Igea Virtus, futuro nebuloso
autore
Francesco Rossi
lunedì 24 maggio 2010, 17:36Calcio in pillole

Dopo la retrocessione tra i Dilettanti resta enigmatico il futuro del sodalizio barcellonese. Impossibile esprimersi sulla consistenza della "Contestabile Corporation", società che detiene la proprietà e che per formalizzare l'iscrizione in D dovrà presentare le liberatorie dei calciatori e versare i contributi previdenziali.

Dopo la retrocessione in serie D resta enigmatico il futuro dell'Igea Virtus, condizionata dai debiti e soprattutto dall'incertezza societaria. L'imprenditore romano Massimiliano Rendina, emulando uno dei predecessori, Giuseppe Criniti, ha ceduto dopo una breve parentesi la proprietà del sodalizio. L'unico vero referente è adesso il cugino, Fabrizio Rendina, che ricopre la carica di amministratore unico. L'intervento economico dell'amministrazione comunale ha consentito perlomeno di onorare l'ultima trasferta sul campo del Monopoli. In questo modo è stata evitata la radiazione, che avrebbe cancellato di colpo l'ultradecennale storia del sodalizio giallorosso.

L'attuale proprietà ha assicurato attraverso un comunicato stampa che iscriverà la squadra al prossimo torneo di serie D. Ma le prospettive, dopo una stagione ampiamente fallimentare, non sembrano ottimali. Il legale Pietro Madonia, che ha lasciato la carica di direttore generale, ha ammesso che la dirigenza spera di poter passare la mano a qualche gruppo di imprenditori locali. Si tratterebbe peraltro del quinto passaggio di consegne nell'ultimo biennio dopo le fugaci esperienze di Piraino, Criniti, Caminiti e Rendina, successive al disimpegno di Bonina. Nebulosi i contorni dell'ultimo cambio di proprietà, con il pacchetto di maggioranza che sarebbe transitato in mano alla "Contestabile Corporation", società della quale non si conosce altro a parte il nome.

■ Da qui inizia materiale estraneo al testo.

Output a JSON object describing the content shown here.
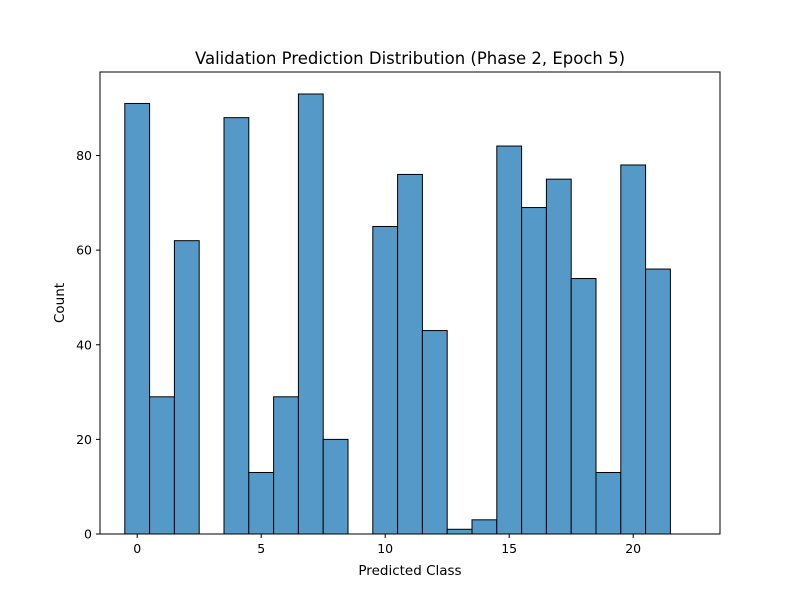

Per onorare l'iscrizione in D la Lega imporrà la presentazione delle liberatorie dei calciatori e chiederà garanzie sul versamento dei contributi previdenziali. Considerati gli arretrati vantati dagli atleti le uniche vie d'uscita potrebbero essere rappresentate da una rateizzazione delle pendenze con Enpals ed Irpef ed una transazione con i tesserati. Di certo non mancheranno gli ostacoli.

Nel frattempo si è svolta presso il Tribunale di Barcellona Pozzo di Gotto l'udienza preliminare per le anomalie contabili riscontrate nei bilanci da parte della Covisoc. Le varie proprietà dell'Igea Virtus succedutesi alla guida della società si rivedranno di fronte al giudice il prossimo 7 ottobre.